A content management system (CMS) allows website owners to create, edit, publish, organize, and maintain web pages and supporting assets such as image files.

A CMS typically provides a simple user experience for creating websites without necessarily needing to write code or manage backend development.

What Does A CMS Do?

Most content management systems have the following features:

  • Domain / DNS configuration
  • Web server hosting
  • File storage
  • Website navigation
  • Templates, themes, and customizable styles
  • Page creation tools, which might include:
    • Rich-text editors
    • Drag-and-drop layout editors
    • Image editors
    • Blogging features such as authors and tags
  • Interactive content types such as forms, surveys, or polls
  • Version control
  • Customizable modules and scripts such as JavaScript
  • Plugins and third-party integrations
  • An API for custom integration and automation.

Why Do You Need A CMS?

A CMS makes it much easier for most people and teams to manage websites.

  • You can create and publish content without necessarily needing a web developer.
  • You can organize your web content and files easily.
  • You can use an ecosystem of third-party and community plugins, assets, and integrations to accelerate content creation or add new features.
  • You can use a CMS to separate the function of content management and front-end and back-end development.

The Benefits Of Using A CMS

There are several benefits to using a CMS.

  • It makes web content creation accessible to people without web development skills.
  • You don't need to manage your own web servers (unless you want to self-host).
  • It can accelerate project delivery, especially for small businesses without a web developer.
  • You can get popular templates and styles optimized for performance and conversion rates.
  • Web developers can leverage pre-built systems for organizing and managing content and files, abstracted from other parts of web development.

Which CMS Should I Choose?

There are several different content management systems available today. Each has its own strengths and weaknesses.

In general, there are two main categories of content management systems: open source and proprietary.

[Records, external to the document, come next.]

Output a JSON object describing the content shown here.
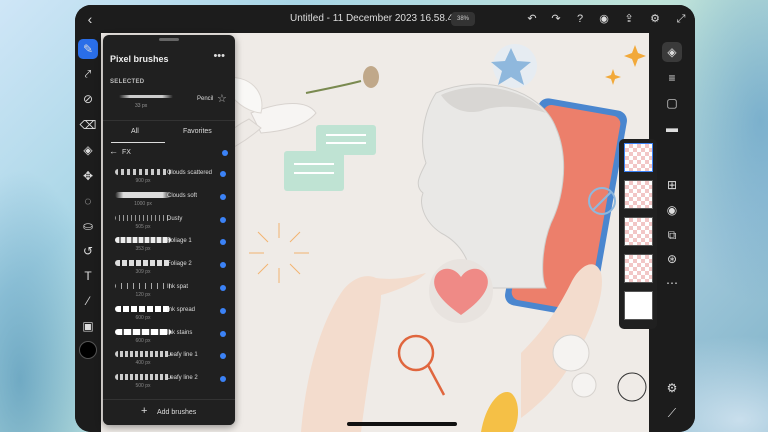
{
  "document": {
    "title": "Untitled - 11 December 2023 16.58.45 *",
    "zoom": "38%"
  },
  "brush_panel": {
    "title": "Pixel brushes",
    "selected_header": "SELECTED",
    "selected_brush": {
      "name": "Pencil",
      "size": "33 px"
    },
    "tabs": [
      "All",
      "Favorites"
    ],
    "active_tab": "All",
    "category": "FX",
    "brushes": [
      {
        "name": "Clouds scattered",
        "size": "900 px"
      },
      {
        "name": "Clouds soft",
        "size": "1000 px"
      },
      {
        "name": "Dusty",
        "size": "505 px"
      },
      {
        "name": "Foliage 1",
        "size": "353 px"
      },
      {
        "name": "Foliage 2",
        "size": "309 px"
      },
      {
        "name": "Ink spat",
        "size": "120 px"
      },
      {
        "name": "Ink spread",
        "size": "600 px"
      },
      {
        "name": "Ink stains",
        "size": "600 px"
      },
      {
        "name": "Leafy line 1",
        "size": "400 px"
      },
      {
        "name": "Leafy line 2",
        "size": "500 px"
      }
    ],
    "add_label": "Add brushes"
  },
  "left_tools": [
    "brush-icon",
    "smudge-icon",
    "fill-icon",
    "eraser-icon",
    "clone-icon",
    "move-icon",
    "lasso-icon",
    "paint-bucket-icon",
    "undo-brush-icon",
    "text-icon",
    "eyedropper-icon",
    "image-icon"
  ],
  "right_tools": [
    "layers-icon",
    "adjustments-icon",
    "properties-icon",
    "comments-icon",
    "add-layer-icon",
    "visibility-icon",
    "mask-icon",
    "blend-icon",
    "more-icon",
    "settings-icon",
    "ruler-icon"
  ],
  "accent_color": "#3b82f6"
}
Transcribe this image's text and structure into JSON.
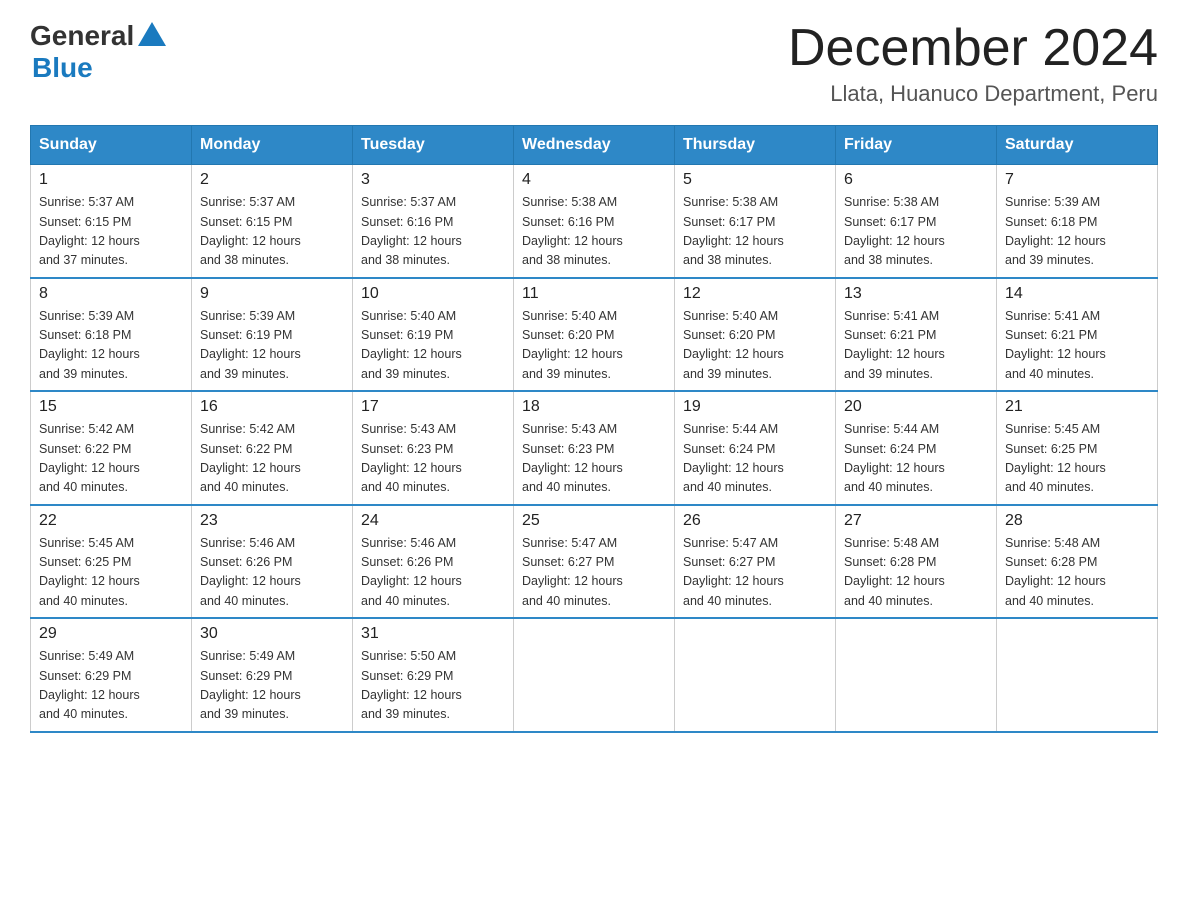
{
  "header": {
    "logo_general": "General",
    "logo_blue": "Blue",
    "month_title": "December 2024",
    "location": "Llata, Huanuco Department, Peru"
  },
  "weekdays": [
    "Sunday",
    "Monday",
    "Tuesday",
    "Wednesday",
    "Thursday",
    "Friday",
    "Saturday"
  ],
  "weeks": [
    [
      {
        "day": "1",
        "sunrise": "5:37 AM",
        "sunset": "6:15 PM",
        "daylight": "12 hours and 37 minutes."
      },
      {
        "day": "2",
        "sunrise": "5:37 AM",
        "sunset": "6:15 PM",
        "daylight": "12 hours and 38 minutes."
      },
      {
        "day": "3",
        "sunrise": "5:37 AM",
        "sunset": "6:16 PM",
        "daylight": "12 hours and 38 minutes."
      },
      {
        "day": "4",
        "sunrise": "5:38 AM",
        "sunset": "6:16 PM",
        "daylight": "12 hours and 38 minutes."
      },
      {
        "day": "5",
        "sunrise": "5:38 AM",
        "sunset": "6:17 PM",
        "daylight": "12 hours and 38 minutes."
      },
      {
        "day": "6",
        "sunrise": "5:38 AM",
        "sunset": "6:17 PM",
        "daylight": "12 hours and 38 minutes."
      },
      {
        "day": "7",
        "sunrise": "5:39 AM",
        "sunset": "6:18 PM",
        "daylight": "12 hours and 39 minutes."
      }
    ],
    [
      {
        "day": "8",
        "sunrise": "5:39 AM",
        "sunset": "6:18 PM",
        "daylight": "12 hours and 39 minutes."
      },
      {
        "day": "9",
        "sunrise": "5:39 AM",
        "sunset": "6:19 PM",
        "daylight": "12 hours and 39 minutes."
      },
      {
        "day": "10",
        "sunrise": "5:40 AM",
        "sunset": "6:19 PM",
        "daylight": "12 hours and 39 minutes."
      },
      {
        "day": "11",
        "sunrise": "5:40 AM",
        "sunset": "6:20 PM",
        "daylight": "12 hours and 39 minutes."
      },
      {
        "day": "12",
        "sunrise": "5:40 AM",
        "sunset": "6:20 PM",
        "daylight": "12 hours and 39 minutes."
      },
      {
        "day": "13",
        "sunrise": "5:41 AM",
        "sunset": "6:21 PM",
        "daylight": "12 hours and 39 minutes."
      },
      {
        "day": "14",
        "sunrise": "5:41 AM",
        "sunset": "6:21 PM",
        "daylight": "12 hours and 40 minutes."
      }
    ],
    [
      {
        "day": "15",
        "sunrise": "5:42 AM",
        "sunset": "6:22 PM",
        "daylight": "12 hours and 40 minutes."
      },
      {
        "day": "16",
        "sunrise": "5:42 AM",
        "sunset": "6:22 PM",
        "daylight": "12 hours and 40 minutes."
      },
      {
        "day": "17",
        "sunrise": "5:43 AM",
        "sunset": "6:23 PM",
        "daylight": "12 hours and 40 minutes."
      },
      {
        "day": "18",
        "sunrise": "5:43 AM",
        "sunset": "6:23 PM",
        "daylight": "12 hours and 40 minutes."
      },
      {
        "day": "19",
        "sunrise": "5:44 AM",
        "sunset": "6:24 PM",
        "daylight": "12 hours and 40 minutes."
      },
      {
        "day": "20",
        "sunrise": "5:44 AM",
        "sunset": "6:24 PM",
        "daylight": "12 hours and 40 minutes."
      },
      {
        "day": "21",
        "sunrise": "5:45 AM",
        "sunset": "6:25 PM",
        "daylight": "12 hours and 40 minutes."
      }
    ],
    [
      {
        "day": "22",
        "sunrise": "5:45 AM",
        "sunset": "6:25 PM",
        "daylight": "12 hours and 40 minutes."
      },
      {
        "day": "23",
        "sunrise": "5:46 AM",
        "sunset": "6:26 PM",
        "daylight": "12 hours and 40 minutes."
      },
      {
        "day": "24",
        "sunrise": "5:46 AM",
        "sunset": "6:26 PM",
        "daylight": "12 hours and 40 minutes."
      },
      {
        "day": "25",
        "sunrise": "5:47 AM",
        "sunset": "6:27 PM",
        "daylight": "12 hours and 40 minutes."
      },
      {
        "day": "26",
        "sunrise": "5:47 AM",
        "sunset": "6:27 PM",
        "daylight": "12 hours and 40 minutes."
      },
      {
        "day": "27",
        "sunrise": "5:48 AM",
        "sunset": "6:28 PM",
        "daylight": "12 hours and 40 minutes."
      },
      {
        "day": "28",
        "sunrise": "5:48 AM",
        "sunset": "6:28 PM",
        "daylight": "12 hours and 40 minutes."
      }
    ],
    [
      {
        "day": "29",
        "sunrise": "5:49 AM",
        "sunset": "6:29 PM",
        "daylight": "12 hours and 40 minutes."
      },
      {
        "day": "30",
        "sunrise": "5:49 AM",
        "sunset": "6:29 PM",
        "daylight": "12 hours and 39 minutes."
      },
      {
        "day": "31",
        "sunrise": "5:50 AM",
        "sunset": "6:29 PM",
        "daylight": "12 hours and 39 minutes."
      },
      null,
      null,
      null,
      null
    ]
  ],
  "labels": {
    "sunrise": "Sunrise:",
    "sunset": "Sunset:",
    "daylight": "Daylight: 12 hours"
  }
}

  1. Open source content management systems are free and easy to use. They are typically easier to install than proprietary content management systems. However, they lack some features that proprietary content management systems offer.
  2. Proprietary content management systems are more expensive than open source content management systems. They also tend to be more feature-rich.

What Is An Example Of A CMS?

  • WordPress is a popular CMS that comes in two varieties:
    • Wordpress.org provides a self-hosted WordPress CMS that is very customizable. Web developers can add plugins and custom scripts while unskilled content creators can easily create and publish pages using the friendly GUI.
    • Wordpress.com provides a fully hosted and managed CMS. It is less flexible than the self-hosted option, without support for plugins. However, it is easy to use and can help individuals and small businesses get started fast.
  • HubSpot CMS is best suited to small and medium-sized businesses (SMBs) that need a stable platform, a simple content creation experience, and integration with HubSpot's CRM and other tools designed for B2B and SaaS businesses.
  • Drupal is an open source CMS best suited to experienced web developers. You need to install Drupal on your own self-hosted or cloud-hosted web servers. Drupal is very flexible and customizable but usually requires a developer to manage it.